Al Bambino Gesù di Roma consulenze gratuite. I dati dellì'ospedale pediatrico: nel 55% dei oltre 2 ore seduti davanti alla tv o utilizzando tablet o videogame. Il 38%, secondo i genitori, pratica sport soltanto 2 ore la settimana

10 ottobre 2016

ROMA - Oggi, lunedì 10 ottobre, è l’Obesity day, la giornata nazionale di sensibilizzazione sul tema dell’obesità promossa da Adi (Associazione italiana di dietetica e nutrizione clinica). L’ospedale pediatrico Bambino Gesù aderisce con un suo punto informativo per fornire consulenze gratuite a bambini e ragazzi presenti insieme alle loro famiglie. Il punto sarà attivo presso la sede di San Paolo (viale di San Paolo Fuori le Mura 15, a Roma) dalle 15 alle 19 e si potranno incontrare i medici dell’Unità operativa di Educazione alimentare, Malattie epato-metaboliche, Endocrinologia e Medicina sportiva. L’evento, giunto alla 15esima edizione, ha lo scopo di ricordare che l’obesità non è un problema estetico, ma una malattia che va curata. Al centro della giornata l’importanza del fare movimento, soprattutto nei bambini.

Secondo gli ultimi dati di "Okkio alla salute", il sistema di sorveglianza promosso dal ministero della Salute, l’attività fisica e i comportamenti sedentari pur registrando una lieve tendenza al miglioramento nella sostanza rimangono invariati rispetto al passato. Il 18% pratica sport per non più di un’ora a settimana, il 42% ha la Tv nella propria camera, il 35% guarda la tv e/o gioca con i videogame più di 2 ore al giorno e solo un bambino su 4 si reca a scuola a piedi o in bicicletta.

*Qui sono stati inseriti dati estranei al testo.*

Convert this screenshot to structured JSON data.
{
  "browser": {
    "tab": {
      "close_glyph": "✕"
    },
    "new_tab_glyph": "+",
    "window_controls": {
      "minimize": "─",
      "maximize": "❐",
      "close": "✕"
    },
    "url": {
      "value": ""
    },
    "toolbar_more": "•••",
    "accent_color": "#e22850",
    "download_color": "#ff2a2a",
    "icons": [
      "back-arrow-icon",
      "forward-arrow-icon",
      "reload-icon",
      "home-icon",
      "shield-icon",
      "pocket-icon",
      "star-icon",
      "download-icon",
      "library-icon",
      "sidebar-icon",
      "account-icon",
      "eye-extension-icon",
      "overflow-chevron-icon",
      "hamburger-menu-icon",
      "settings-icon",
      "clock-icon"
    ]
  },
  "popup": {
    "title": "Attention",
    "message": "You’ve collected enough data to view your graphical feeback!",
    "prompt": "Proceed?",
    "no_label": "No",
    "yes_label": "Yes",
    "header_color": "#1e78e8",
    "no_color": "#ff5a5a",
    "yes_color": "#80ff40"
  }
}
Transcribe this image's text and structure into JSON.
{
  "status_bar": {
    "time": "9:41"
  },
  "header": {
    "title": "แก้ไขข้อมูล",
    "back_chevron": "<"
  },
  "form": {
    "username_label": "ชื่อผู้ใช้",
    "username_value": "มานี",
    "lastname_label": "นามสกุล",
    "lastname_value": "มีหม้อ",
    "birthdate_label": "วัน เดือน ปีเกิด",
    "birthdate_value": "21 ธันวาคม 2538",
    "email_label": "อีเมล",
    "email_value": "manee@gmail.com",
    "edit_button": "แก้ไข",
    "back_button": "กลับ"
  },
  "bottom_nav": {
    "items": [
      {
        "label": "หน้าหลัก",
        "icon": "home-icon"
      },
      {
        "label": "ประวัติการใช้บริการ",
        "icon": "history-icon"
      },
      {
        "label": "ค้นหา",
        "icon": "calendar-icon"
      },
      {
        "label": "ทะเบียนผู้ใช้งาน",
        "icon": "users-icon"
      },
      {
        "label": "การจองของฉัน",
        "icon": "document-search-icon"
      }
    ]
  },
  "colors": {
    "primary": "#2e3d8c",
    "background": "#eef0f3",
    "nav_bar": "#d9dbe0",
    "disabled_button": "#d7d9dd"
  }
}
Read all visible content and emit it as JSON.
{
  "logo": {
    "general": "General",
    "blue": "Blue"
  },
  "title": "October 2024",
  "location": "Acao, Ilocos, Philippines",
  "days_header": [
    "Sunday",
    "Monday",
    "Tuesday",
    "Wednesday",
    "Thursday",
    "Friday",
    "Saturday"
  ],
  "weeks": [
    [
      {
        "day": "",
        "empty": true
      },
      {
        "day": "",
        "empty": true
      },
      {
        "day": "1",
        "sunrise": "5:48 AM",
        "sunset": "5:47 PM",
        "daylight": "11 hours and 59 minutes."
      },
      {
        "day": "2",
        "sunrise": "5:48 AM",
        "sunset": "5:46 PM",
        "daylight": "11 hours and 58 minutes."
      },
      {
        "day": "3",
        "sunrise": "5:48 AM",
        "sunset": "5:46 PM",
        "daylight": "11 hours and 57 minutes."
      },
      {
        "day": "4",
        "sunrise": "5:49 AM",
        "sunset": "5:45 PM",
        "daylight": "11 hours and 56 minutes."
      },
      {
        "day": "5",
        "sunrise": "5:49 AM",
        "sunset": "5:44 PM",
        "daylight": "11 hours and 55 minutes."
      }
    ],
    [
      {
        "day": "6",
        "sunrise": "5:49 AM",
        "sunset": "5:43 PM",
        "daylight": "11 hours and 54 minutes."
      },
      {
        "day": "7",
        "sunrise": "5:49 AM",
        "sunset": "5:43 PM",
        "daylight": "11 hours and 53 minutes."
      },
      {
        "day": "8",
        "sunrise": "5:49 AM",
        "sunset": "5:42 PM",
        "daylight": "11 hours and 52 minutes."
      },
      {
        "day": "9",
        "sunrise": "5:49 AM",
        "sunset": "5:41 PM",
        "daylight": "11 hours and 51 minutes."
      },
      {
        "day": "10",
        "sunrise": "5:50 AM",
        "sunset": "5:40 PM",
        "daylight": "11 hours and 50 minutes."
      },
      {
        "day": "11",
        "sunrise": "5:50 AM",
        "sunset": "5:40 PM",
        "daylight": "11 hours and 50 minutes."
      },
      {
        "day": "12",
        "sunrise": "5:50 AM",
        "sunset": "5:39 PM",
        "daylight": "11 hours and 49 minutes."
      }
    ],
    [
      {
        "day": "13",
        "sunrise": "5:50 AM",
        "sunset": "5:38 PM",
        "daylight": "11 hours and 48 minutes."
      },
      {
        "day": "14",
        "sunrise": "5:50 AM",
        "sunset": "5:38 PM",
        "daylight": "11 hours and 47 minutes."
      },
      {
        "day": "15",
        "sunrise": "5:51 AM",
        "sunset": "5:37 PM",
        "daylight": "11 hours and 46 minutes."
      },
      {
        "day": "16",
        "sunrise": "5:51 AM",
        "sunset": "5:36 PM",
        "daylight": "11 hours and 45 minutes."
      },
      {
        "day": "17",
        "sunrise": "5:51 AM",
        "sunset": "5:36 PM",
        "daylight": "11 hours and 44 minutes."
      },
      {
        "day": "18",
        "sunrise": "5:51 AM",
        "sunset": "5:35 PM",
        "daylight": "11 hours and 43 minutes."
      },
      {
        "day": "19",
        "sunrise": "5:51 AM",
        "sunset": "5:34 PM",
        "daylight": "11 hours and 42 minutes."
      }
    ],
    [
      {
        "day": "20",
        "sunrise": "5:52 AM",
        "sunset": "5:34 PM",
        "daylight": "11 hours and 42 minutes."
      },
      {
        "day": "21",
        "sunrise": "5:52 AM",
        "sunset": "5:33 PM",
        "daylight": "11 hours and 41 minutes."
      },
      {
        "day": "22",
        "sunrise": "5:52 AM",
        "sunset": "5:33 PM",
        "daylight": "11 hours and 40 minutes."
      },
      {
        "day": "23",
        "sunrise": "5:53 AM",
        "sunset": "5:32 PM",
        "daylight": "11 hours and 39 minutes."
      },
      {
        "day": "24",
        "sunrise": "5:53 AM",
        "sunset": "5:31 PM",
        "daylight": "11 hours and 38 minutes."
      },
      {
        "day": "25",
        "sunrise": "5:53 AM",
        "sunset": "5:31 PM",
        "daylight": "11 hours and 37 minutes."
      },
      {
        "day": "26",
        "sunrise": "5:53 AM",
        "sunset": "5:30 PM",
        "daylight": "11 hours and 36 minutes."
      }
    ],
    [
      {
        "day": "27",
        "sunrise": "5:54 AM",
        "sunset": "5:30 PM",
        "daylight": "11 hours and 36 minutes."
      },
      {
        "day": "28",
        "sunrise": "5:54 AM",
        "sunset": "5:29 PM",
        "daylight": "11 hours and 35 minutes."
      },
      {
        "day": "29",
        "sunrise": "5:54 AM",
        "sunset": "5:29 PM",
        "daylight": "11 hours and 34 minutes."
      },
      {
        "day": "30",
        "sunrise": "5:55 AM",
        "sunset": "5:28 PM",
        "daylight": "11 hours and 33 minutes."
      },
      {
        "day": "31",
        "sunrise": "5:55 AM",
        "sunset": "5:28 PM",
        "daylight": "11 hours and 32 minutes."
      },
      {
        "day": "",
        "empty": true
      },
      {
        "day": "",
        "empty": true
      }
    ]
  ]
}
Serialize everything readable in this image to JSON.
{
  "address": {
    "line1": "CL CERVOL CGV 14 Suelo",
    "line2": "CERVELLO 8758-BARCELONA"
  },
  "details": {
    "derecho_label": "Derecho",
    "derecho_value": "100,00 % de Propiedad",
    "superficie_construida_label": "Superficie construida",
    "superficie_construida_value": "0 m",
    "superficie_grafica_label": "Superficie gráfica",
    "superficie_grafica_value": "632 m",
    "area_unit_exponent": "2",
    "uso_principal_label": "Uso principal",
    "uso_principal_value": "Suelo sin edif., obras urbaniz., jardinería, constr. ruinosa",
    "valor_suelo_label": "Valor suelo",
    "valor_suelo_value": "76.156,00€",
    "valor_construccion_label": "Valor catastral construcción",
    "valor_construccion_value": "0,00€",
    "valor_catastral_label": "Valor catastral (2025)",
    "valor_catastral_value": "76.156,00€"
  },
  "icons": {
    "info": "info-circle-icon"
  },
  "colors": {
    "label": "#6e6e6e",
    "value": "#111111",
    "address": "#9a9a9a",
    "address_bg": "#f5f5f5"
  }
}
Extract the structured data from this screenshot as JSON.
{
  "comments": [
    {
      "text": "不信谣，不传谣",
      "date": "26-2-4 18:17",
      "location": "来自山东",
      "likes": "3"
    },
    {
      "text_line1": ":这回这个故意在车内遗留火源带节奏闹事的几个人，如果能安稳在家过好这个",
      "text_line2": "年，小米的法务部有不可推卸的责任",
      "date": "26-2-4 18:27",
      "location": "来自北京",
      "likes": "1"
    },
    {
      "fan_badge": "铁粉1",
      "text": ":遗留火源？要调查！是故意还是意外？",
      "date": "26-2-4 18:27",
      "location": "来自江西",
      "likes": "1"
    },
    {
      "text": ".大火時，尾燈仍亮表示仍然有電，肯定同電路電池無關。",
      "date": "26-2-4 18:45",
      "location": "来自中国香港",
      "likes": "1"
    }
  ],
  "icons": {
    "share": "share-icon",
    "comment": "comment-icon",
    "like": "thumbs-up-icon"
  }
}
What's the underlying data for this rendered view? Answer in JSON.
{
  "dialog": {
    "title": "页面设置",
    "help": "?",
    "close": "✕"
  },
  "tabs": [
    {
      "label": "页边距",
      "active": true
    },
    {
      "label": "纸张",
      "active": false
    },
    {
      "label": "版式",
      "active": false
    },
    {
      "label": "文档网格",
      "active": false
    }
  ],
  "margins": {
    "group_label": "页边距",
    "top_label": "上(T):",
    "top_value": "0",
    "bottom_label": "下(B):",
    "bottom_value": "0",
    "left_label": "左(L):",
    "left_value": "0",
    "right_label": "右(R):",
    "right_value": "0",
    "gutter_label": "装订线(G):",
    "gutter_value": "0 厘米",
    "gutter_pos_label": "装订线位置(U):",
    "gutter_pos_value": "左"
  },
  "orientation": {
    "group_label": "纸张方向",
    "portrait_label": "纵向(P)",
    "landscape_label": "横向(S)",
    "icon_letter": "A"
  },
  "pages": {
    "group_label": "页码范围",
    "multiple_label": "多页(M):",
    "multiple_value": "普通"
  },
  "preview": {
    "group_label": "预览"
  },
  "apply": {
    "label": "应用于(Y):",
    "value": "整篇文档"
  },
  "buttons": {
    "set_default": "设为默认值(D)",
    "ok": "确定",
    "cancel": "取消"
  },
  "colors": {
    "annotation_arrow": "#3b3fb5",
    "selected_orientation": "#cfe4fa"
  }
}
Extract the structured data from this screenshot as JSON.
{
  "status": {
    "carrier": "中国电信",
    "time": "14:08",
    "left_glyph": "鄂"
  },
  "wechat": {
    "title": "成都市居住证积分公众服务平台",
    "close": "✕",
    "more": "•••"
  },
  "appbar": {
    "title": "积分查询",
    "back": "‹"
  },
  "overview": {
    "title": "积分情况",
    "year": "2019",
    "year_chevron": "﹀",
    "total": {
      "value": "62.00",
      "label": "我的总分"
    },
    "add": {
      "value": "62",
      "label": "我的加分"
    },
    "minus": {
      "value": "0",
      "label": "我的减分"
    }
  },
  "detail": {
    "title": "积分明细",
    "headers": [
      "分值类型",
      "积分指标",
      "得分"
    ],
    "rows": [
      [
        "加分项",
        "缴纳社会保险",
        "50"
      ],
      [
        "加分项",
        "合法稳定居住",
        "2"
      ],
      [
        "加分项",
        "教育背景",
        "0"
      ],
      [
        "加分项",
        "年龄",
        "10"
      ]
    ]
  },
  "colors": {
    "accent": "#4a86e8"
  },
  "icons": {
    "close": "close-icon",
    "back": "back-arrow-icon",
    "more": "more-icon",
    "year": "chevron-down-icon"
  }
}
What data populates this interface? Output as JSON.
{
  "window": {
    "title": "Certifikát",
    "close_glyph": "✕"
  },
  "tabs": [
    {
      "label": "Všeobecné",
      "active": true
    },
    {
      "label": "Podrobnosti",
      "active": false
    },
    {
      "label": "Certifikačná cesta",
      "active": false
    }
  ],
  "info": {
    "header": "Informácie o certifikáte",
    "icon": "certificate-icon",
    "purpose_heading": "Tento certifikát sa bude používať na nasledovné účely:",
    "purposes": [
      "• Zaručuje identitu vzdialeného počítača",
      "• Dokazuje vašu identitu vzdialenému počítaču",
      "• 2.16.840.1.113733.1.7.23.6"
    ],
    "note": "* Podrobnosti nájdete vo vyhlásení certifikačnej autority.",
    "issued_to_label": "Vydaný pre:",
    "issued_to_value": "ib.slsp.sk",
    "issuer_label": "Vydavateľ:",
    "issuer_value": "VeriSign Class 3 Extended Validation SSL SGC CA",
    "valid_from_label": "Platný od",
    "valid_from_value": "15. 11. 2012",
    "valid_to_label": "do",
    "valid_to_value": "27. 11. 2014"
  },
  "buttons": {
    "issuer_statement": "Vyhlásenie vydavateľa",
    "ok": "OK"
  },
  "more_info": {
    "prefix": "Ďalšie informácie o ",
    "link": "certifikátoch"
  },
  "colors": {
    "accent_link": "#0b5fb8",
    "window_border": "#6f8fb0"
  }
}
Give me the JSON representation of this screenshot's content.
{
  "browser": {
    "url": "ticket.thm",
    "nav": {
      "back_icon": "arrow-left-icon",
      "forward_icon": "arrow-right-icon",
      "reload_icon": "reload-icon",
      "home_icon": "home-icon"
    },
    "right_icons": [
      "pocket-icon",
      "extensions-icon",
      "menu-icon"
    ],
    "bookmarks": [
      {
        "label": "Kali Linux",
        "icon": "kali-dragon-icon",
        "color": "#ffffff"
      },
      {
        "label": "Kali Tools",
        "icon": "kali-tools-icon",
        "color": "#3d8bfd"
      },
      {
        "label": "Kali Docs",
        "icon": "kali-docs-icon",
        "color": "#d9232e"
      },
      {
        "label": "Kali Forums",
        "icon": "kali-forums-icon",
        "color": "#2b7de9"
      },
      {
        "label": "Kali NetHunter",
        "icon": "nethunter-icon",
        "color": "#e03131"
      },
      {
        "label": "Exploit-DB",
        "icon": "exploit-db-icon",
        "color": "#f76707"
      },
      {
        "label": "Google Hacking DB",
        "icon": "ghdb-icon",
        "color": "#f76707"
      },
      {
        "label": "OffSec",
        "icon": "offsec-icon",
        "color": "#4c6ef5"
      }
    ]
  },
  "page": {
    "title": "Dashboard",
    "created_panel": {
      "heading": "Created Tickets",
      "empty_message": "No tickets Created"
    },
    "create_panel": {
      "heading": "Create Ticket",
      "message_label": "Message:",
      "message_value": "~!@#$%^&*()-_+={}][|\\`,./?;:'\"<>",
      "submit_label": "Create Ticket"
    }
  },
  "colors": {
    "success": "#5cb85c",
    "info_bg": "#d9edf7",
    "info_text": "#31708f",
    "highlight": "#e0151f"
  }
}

I numeri trovano riscontro nei dati del Bambino Gesù, relativi a giovani con obesità medio grave. Nel 55% dei casi si registrano attività sedentarie (guardare la televisione e utilizzo di tablet o videogame) che superano le 2 ore, mentre il 38%, secondo i genitori, pratica sport soltanto 2 ore la settimana.

La situazione in Europa e nel mondo. Si calcola che un bambino su tre, tra i 6 e i 9 anni, è in sovrappeso oppure francamente obeso. In tutto il mondo si stima che entro il 2025 i bambini in sovrappeso sotto i 5 anni passeranno dagli attuali 41 milioni a 70 milioni. In Italia su circa 50.000 bambini di età compresa tra gli 8 e i 9 anni, quasi il 10% è obeso (di cui il 2% circa a livelli gravi) e il 21% in sovrappeso. In Occidente, la crescita dell'obesità ha portato a un drammatico aumento delle patologie ad essa legate come la steatosi epatica non alcolica (NAFLD) – comunemente fegato grasso – o la steatoepatite non alcolica (NASH), con danni correlati che possono essere anche molto gravi soprattutto se trasferiti fino all'età adulta (diabete, cirrosi epatica, sindrome metabolica, ipertensione, cardiopatie, retinopatie).